En l’espèce, les faits reprochés au maire de Cogolin présentent manifestement un caractère détachable de ses fonctions. L’abus frauduleux de faiblesse d’une personne vulnérable ne peut raisonnablement s’analyser comme l’exercice, même fautif, d’attributions municipales. Il s’agit d’un comportement personnel gravement répréhensible qui, même s’il a pu être facilité par les fonctions exercées, demeure totalement étranger aux missions confiées à un maire.

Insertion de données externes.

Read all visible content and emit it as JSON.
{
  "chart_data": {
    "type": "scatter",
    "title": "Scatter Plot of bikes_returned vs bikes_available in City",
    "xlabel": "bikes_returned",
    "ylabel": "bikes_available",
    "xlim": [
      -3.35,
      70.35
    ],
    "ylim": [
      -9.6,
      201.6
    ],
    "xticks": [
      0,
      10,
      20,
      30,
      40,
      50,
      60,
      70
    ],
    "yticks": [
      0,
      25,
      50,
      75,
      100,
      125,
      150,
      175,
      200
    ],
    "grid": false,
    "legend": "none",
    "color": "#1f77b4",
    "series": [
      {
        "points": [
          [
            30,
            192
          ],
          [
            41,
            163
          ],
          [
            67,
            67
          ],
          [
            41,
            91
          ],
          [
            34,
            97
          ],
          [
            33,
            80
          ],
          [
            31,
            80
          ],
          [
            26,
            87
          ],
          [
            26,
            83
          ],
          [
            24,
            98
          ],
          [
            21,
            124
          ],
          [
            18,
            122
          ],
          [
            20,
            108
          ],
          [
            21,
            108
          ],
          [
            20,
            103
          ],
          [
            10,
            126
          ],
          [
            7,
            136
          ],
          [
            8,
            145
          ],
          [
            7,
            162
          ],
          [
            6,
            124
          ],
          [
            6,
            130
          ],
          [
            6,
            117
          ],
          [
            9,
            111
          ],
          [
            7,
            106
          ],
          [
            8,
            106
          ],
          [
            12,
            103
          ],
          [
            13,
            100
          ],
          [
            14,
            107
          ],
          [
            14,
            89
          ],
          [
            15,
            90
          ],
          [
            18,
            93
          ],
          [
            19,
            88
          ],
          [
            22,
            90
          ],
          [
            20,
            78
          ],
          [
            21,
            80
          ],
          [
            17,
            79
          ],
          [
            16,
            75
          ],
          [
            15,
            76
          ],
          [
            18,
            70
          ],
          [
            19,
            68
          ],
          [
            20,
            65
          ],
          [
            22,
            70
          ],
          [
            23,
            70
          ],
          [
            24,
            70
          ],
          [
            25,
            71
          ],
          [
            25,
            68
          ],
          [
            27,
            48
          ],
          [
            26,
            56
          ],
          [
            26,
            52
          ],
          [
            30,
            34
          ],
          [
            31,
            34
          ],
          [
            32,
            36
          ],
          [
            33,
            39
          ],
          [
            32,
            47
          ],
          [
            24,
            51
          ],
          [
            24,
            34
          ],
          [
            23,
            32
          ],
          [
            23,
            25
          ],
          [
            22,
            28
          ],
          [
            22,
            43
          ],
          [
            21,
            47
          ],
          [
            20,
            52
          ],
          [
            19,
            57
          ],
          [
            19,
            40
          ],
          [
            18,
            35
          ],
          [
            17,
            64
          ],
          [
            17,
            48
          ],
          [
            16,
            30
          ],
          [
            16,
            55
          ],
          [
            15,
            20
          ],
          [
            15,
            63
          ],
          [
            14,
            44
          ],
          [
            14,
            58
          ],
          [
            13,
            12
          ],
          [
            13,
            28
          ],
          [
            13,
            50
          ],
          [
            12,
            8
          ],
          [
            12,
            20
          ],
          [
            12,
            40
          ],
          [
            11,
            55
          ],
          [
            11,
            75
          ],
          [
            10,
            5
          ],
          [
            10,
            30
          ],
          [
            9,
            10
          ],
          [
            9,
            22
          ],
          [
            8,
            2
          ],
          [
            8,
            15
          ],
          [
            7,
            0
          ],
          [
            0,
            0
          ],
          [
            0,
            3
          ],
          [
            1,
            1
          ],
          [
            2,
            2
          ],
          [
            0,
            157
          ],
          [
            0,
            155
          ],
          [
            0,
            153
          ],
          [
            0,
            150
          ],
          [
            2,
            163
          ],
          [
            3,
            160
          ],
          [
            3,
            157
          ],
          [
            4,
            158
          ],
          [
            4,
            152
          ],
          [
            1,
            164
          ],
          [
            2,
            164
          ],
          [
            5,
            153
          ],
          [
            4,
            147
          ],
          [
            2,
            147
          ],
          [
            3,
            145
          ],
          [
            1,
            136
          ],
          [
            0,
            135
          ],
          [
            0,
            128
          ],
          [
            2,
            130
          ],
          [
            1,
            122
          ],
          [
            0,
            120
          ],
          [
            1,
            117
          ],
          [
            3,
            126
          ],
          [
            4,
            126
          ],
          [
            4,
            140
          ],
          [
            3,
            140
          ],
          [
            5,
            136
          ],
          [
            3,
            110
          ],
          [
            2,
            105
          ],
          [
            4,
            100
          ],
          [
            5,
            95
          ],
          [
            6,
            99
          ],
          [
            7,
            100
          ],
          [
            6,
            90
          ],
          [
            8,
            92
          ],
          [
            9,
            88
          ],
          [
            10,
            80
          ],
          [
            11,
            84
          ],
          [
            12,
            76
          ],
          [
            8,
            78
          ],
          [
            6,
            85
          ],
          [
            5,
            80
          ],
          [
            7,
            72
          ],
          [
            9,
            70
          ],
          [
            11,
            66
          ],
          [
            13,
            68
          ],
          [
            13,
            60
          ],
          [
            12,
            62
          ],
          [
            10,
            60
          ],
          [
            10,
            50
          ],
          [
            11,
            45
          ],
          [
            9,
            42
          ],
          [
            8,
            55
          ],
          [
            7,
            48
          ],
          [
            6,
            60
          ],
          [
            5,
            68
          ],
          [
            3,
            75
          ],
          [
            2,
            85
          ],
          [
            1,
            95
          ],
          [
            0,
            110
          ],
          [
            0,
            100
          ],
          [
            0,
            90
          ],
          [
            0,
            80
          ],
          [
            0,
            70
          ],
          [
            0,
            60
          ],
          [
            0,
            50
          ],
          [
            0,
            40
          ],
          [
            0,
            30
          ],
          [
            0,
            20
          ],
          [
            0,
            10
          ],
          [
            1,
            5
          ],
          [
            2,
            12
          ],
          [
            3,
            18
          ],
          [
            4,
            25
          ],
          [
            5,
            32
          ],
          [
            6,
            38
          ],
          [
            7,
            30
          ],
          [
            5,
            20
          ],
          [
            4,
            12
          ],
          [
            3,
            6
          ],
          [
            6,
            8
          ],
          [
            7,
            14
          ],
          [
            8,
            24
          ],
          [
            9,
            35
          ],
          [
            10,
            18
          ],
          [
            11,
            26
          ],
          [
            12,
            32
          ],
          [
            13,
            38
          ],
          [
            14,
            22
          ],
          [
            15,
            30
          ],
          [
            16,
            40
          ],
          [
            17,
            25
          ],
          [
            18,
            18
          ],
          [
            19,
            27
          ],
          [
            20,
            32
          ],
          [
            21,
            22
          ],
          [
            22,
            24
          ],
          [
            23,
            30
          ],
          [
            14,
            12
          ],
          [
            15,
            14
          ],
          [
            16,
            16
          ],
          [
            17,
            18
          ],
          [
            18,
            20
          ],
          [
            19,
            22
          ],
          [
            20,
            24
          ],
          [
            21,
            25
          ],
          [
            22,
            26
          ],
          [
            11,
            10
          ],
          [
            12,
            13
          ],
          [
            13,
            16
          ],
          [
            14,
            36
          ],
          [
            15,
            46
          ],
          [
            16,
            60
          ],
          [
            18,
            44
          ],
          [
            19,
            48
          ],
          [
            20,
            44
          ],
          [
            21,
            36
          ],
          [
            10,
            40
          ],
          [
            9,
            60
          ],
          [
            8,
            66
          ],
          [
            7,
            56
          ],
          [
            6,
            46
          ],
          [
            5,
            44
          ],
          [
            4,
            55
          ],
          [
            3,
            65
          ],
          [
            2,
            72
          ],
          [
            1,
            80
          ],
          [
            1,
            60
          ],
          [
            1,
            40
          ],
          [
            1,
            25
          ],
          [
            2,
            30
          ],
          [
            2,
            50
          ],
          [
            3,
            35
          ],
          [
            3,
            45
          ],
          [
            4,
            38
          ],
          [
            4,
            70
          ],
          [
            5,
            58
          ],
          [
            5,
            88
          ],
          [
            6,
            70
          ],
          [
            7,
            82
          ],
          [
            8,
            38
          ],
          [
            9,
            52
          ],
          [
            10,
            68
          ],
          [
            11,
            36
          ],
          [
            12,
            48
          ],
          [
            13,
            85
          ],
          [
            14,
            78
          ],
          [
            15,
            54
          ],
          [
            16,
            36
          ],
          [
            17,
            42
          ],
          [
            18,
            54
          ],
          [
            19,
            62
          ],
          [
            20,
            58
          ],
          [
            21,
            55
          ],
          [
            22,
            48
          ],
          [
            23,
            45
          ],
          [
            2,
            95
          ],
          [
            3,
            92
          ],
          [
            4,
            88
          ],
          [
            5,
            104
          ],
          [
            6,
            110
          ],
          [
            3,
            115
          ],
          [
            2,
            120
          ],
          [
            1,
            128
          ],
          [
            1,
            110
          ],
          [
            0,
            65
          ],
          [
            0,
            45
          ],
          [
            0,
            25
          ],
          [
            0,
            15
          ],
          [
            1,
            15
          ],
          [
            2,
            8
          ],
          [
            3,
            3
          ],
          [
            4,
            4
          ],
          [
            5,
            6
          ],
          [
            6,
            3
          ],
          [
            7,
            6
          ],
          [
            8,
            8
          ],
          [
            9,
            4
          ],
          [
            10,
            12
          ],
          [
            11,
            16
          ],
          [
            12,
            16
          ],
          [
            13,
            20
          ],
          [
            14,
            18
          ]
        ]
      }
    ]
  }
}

La position du juge des référés
Face à ces deux moyens, le juge des référés du tribunal administratif de Toulon adopte une position nette. Sans entrer dans une analyse détaillée de chacun des moyens, ce qui excéderait son office dans le cadre d’une procédure de référé-suspension, il constate qu’ils sont de nature à faire naître un doute sérieux quant à la légalité de la délibération attaquée. Cette formulation, classique dans le contentieux du référé-suspension, signifie que les arguments du préfet apparaissent suffisamment sérieux pour justifier la suspension immédiate de l’acte contesté dans l’attente d’un examen au fond.
Le magistrat ordonne donc la suspension de l’exécution de la délibération, ce qui a pour effet immédiat de priver le maire du bénéfice de la prise en charge de ses frais de procédure par la commune. Cette décision, qui intervient moins d’un mois après l’enregistrement du déféré, témoigne de la célérité avec laquelle le juge administratif traite les questions relatives au contrôle de légalité.
Les enseignements de la décision
Cette ordonnance rappelle plusieurs principes essentiels en matière de protection fonctionnelle. D’abord, que cette protection n’est pas un droit automatique des élus mais un mécanisme encadré, soumis à des conditions strictes. Ensuite, que la solidarité de la collectivité envers ses élus trouve sa limite dans la nature des faits commis : lorsque ceux-ci relèvent manifestement d’un comportement personnel répréhensible, la protection fonctionnelle ne saurait jouer.
Cette décision constitue un rappel utile de la nécessité d’apprécier avec rigueur les conditions d’octroi de la protection fonctionnelle. Les conseils municipaux ne peuvent légalement transformer ce mécanisme en un soutien politique inconditionnel à leurs élus poursuivis pénalement. Le contrôle exercé par le préfet, relayé par le juge administratif, garantit que les deniers publics ne servent pas à financer la défense d’élus condamnés pour des infractions sans lien avec l’exercice normal de leurs fonctions.